We all have limited time to study long and complicated information about RAID theories, but you may be interested as to how RAID 5 works. We made it simple for you by providing the shortest and easiest explanation ever.
First we need to remind you XOR definition:
XOR function result is equal 1 if both arguments are different.
XOR (0, 1) = 1
XOR (1, 0) = 1
XOR function output is equal 0 if both arguments are same.
XOR (0, 0) = 0
XOR (1, 1) = 0
Now let us assume we have 3 drives with the following bits:
| 101 | 010 | 011 |
And we calculate XOR of those data and place it on 4th drive
XOR (101, 010, 011) = 100 (XOR (101,010) = 111 and then XOR (111, 011) = 100
So the data on the four drives looks like this below:
| 101 | 010 | 011 |
100 |
Now let’s see how the XOR MAGIC works. Let’s assume the second drive has failed. When we calculate XOR all the remaining data will be present from the missing drive.
| 101 |
(010) | 011 | 100 |
XOR (101, 011, 100) = 010
You can check the missing other drives and XOR of the remaining data will always give you exactly the data of your missing drive.
| 101 | 010 |
(011) | 100 |
XOR (101, 010, 100) = 011
What works for 3 bits and 4 drives only, works for any number of bits and any number of drives. Real RAID 5 has the most common stripe size of 64k (65536 * 8 = 524288 bits). So the real XOR engine only needs to deal with 524288 bits and not 3 bits as in our exercise. This is why the RAID 5 needs a very efficient XOR engine in order to calculate it fast. So when adding one drive for parity you will be able to rebuild the missing data in case of any drive failure.
In our example we have explained RAID 4 where parity is on a dedicated drive. RAID 5 will distribute parities evenly between all drives. Distributed parity provides a slight increase in performance but the XOR magic is the same.
To learn more about RAID 5 please go to
Wikipedia article.
Comments (2)
Commented:
When you write to a RAID5 you have to make sure correct parity info is written to all the disks in the RAID set. This hurts performance.
Commented:
We will assume the more common, affordable and sizeable (also more mature technology) which is your typical RAID 5 running mechanical drives. The issue is that you're writing data to several drives at once. You are causing the heads to skip to wherever the parity data is to be stored on each drive and to write it every so often. This is time your drive heads are spending not reading or writing your actual money making data.
Depending how your firmware and driver software are optimized, you can defer those writes for whenever the drive has some downtime, which is near never in environments where RAID 5/10, etc are justified.

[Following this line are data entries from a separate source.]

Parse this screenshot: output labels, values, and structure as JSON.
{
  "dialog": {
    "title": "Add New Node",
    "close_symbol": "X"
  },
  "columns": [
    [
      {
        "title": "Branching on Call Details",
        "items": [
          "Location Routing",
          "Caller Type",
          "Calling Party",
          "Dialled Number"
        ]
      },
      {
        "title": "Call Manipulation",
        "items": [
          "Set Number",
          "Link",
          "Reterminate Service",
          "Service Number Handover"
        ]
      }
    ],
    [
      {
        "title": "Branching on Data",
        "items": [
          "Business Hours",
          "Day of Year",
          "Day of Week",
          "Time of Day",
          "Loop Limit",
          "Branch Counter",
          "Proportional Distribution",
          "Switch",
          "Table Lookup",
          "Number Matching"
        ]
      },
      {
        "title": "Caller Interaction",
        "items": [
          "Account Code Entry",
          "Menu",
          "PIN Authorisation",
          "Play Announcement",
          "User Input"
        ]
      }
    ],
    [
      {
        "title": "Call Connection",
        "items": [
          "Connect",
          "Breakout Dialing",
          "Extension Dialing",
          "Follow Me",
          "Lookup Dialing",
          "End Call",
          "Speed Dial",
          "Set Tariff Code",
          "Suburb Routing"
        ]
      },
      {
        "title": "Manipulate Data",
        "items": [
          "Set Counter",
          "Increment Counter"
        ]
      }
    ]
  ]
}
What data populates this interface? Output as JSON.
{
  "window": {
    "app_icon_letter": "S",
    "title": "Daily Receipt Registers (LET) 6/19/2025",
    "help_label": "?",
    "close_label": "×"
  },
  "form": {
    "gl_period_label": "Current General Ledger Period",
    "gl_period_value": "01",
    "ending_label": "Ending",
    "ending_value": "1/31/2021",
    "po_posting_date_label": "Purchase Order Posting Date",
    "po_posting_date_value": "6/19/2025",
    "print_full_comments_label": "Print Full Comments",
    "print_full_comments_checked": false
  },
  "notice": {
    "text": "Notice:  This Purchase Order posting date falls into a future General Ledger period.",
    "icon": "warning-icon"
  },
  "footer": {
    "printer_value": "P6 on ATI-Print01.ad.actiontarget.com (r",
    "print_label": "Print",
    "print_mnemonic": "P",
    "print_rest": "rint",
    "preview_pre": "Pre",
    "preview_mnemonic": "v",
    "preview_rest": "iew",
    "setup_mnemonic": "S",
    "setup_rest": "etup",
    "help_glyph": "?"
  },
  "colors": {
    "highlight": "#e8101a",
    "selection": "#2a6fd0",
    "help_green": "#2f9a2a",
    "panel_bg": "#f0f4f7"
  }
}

Also, anyone ever notice how long it takes to reintegrate a drive, even a very fast drive on a very fast server in a high workload environment?

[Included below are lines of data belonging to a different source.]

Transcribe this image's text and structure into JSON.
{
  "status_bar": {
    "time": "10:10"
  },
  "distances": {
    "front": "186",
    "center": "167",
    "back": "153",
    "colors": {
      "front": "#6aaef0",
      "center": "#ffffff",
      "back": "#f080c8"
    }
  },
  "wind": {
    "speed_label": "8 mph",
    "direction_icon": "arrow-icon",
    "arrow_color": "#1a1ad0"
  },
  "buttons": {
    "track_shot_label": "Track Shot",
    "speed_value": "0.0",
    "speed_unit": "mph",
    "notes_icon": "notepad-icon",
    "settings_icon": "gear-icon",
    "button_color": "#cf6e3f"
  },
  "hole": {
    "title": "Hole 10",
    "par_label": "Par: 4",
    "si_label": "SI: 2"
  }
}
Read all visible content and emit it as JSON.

It goes up into orders of magnitude higher than restoring even multiple mirror arrays. There are, of course, ways around it, but the issue is always whether you've got more time or money to spend on the problem. (I've seen RAID 5 arrays in the terabyte (tebibyte now?) order taking a day or two to restore in a a low traffic, high uptime server, and we're talking about a PERC 5 at the time quite new and a PERC 6 right alongside a P400. Scary stuff to realize you could have a second drive fail in the time it takes to reintegrate and rebuild the first drive.
Open-E, the writeup, however, is an excellent idea and very informative.